The center of the Knights of Equity's organizational strength over many decades has been in Pittsburgh, Pennsylvania. As early as 1908 the organization held its ninth annual convention in that city, a three-day affair attended by 500 members from 63 cities. Following World War II, in 1948 there remained about 1,100 members of the KOE in Pittsburgh alone, and that year the 53rd annual Knights of Equity convention, held again in Pittsburgh, was attended by 500 delegates from 11 cities of the East and Midwest. At the 1948 convention the group emphasized its patriotic nature, with assembled delegates demonstratively joining in a so-called "Freedom Pledge" to fight Communism. The Pittsburgh court also hosted annual St. Patrick's Day banquets, and in 1949 sponsored a football team.

In 1954 the Knights of Equity added a women's auxiliary, known as the Daughters of Erin (DOE), to be composed of wives and sisters of KOE members. The DOE were to "aid the Knights of Equity financially, socially, and to further its aim, principles and causes," as well as to "participate in Catholic action and contribute to charity" and "foster Americanism."

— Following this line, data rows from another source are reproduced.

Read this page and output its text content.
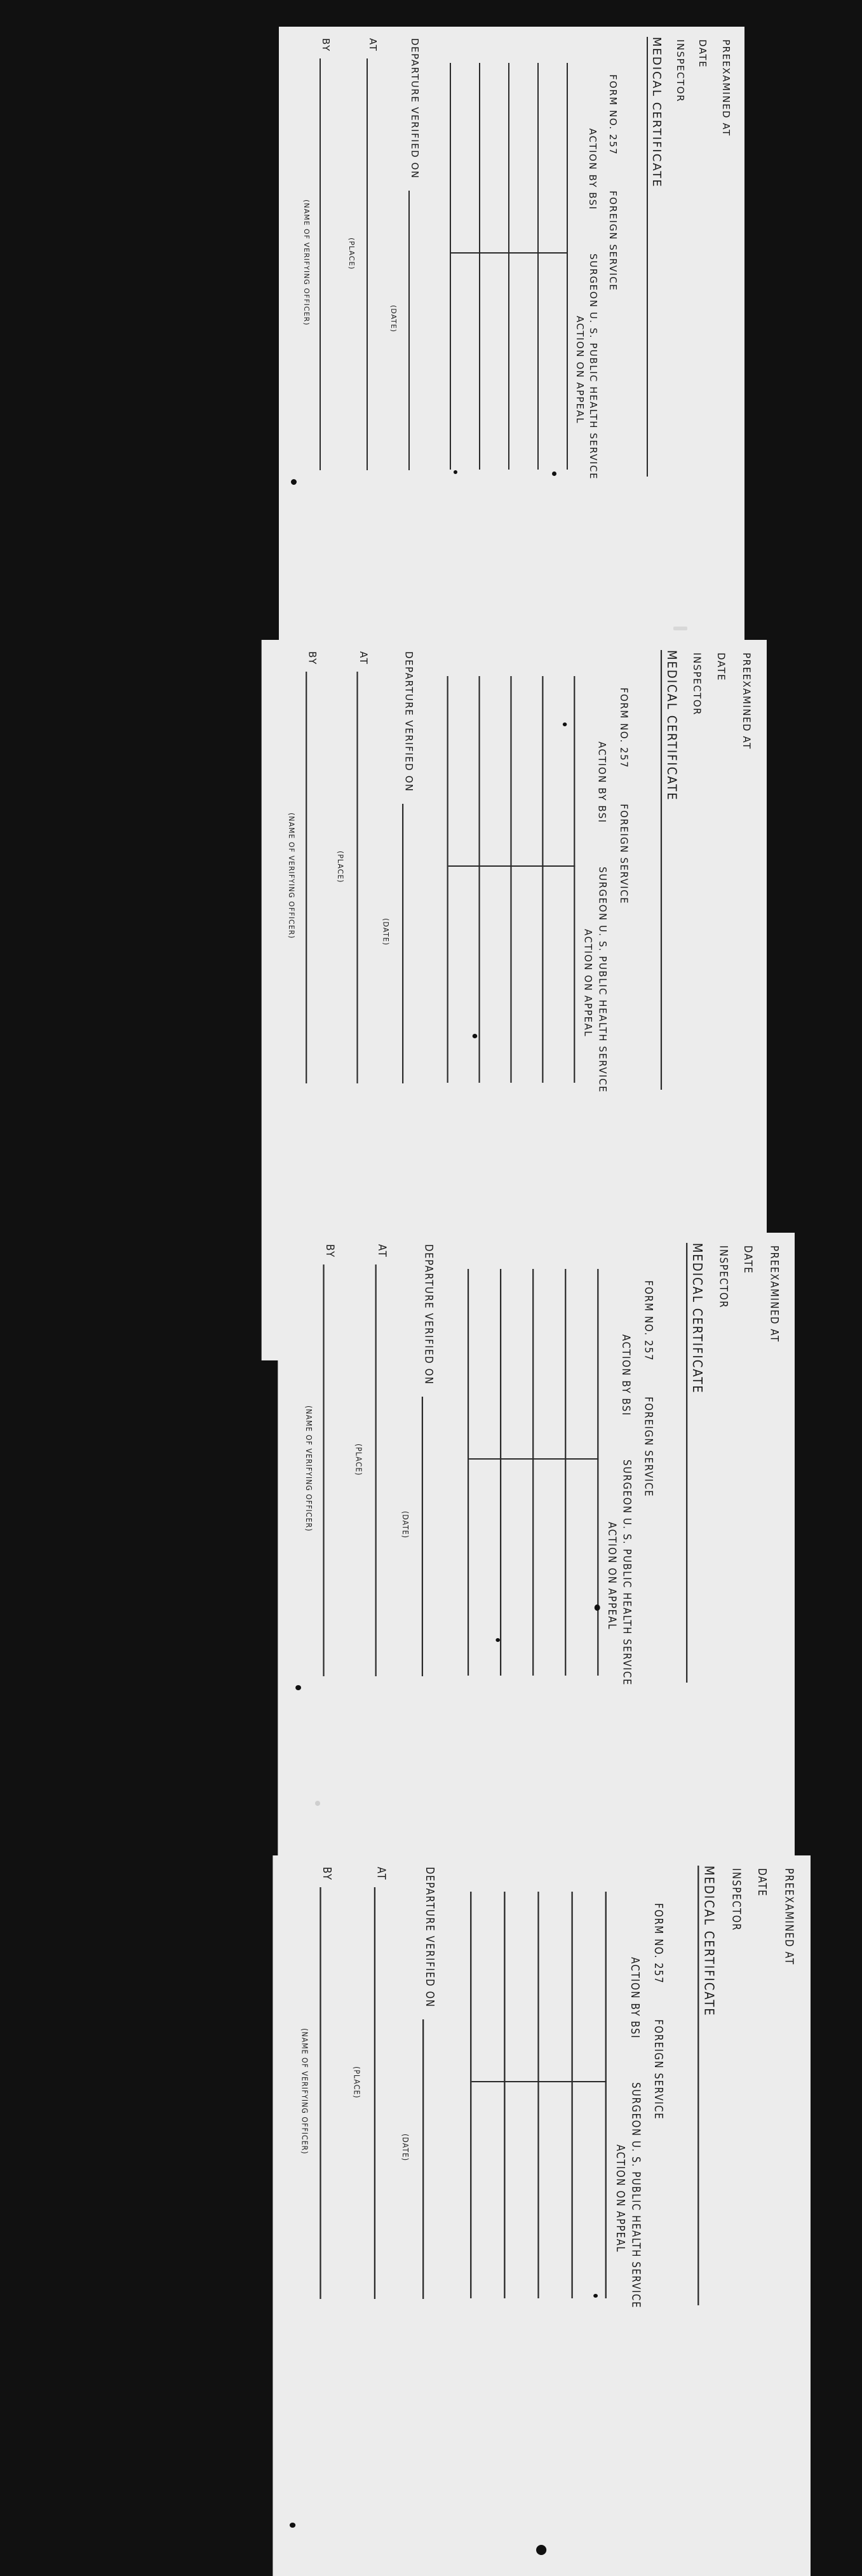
PREEXAMINED AT
DATE
INSPECTOR
MEDICAL CERTIFICATE
FORM NO. 257
FOREIGN SERVICE
ACTION BY BSI
SURGEON U. S. PUBLIC HEALTH SERVICE
ACTION ON APPEAL
DEPARTURE VERIFIED ON
(DATE)
AT
(PLACE)
BY
(NAME OF VERIFYING OFFICER)
PREEXAMINED AT
DATE
INSPECTOR
MEDICAL CERTIFICATE
FORM NO. 257
FOREIGN SERVICE
ACTION BY BSI
SURGEON U. S. PUBLIC HEALTH SERVICE
ACTION ON APPEAL
DEPARTURE VERIFIED ON
(DATE)
AT
(PLACE)
BY
(NAME OF VERIFYING OFFICER)
PREEXAMINED AT
DATE
INSPECTOR
MEDICAL CERTIFICATE
FORM NO. 257
FOREIGN SERVICE
ACTION BY BSI
SURGEON U. S. PUBLIC HEALTH SERVICE
ACTION ON APPEAL
DEPARTURE VERIFIED ON
(DATE)
AT
(PLACE)
BY
(NAME OF VERIFYING OFFICER)
PREEXAMINED AT
DATE
INSPECTOR
MEDICAL CERTIFICATE
FORM NO. 257
FOREIGN SERVICE
ACTION BY BSI
SURGEON U. S. PUBLIC HEALTH SERVICE
ACTION ON APPEAL
DEPARTURE VERIFIED ON
(DATE)
AT
(PLACE)
BY
(NAME OF VERIFYING OFFICER)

As of 2012 three active Knights of Equity Courts remain: "Court 9" in Pittsburgh, "Court 5" in Buffalo, New York, and "Court 6" in Detroit, Michigan. The group today provides scholarships and conducts other philanthropic activities.

===Archival holdings===

There are two partial archival holdings dedicated to the Knights of Equity, a small collection of early material at the Western Reserve Historical Society in Cleveland, and a more extensive holding of later material dealing with Pittsburgh's Court 9, housed at the University of Pittsburgh. The Pittsburgh material is available on three reels of microfilm.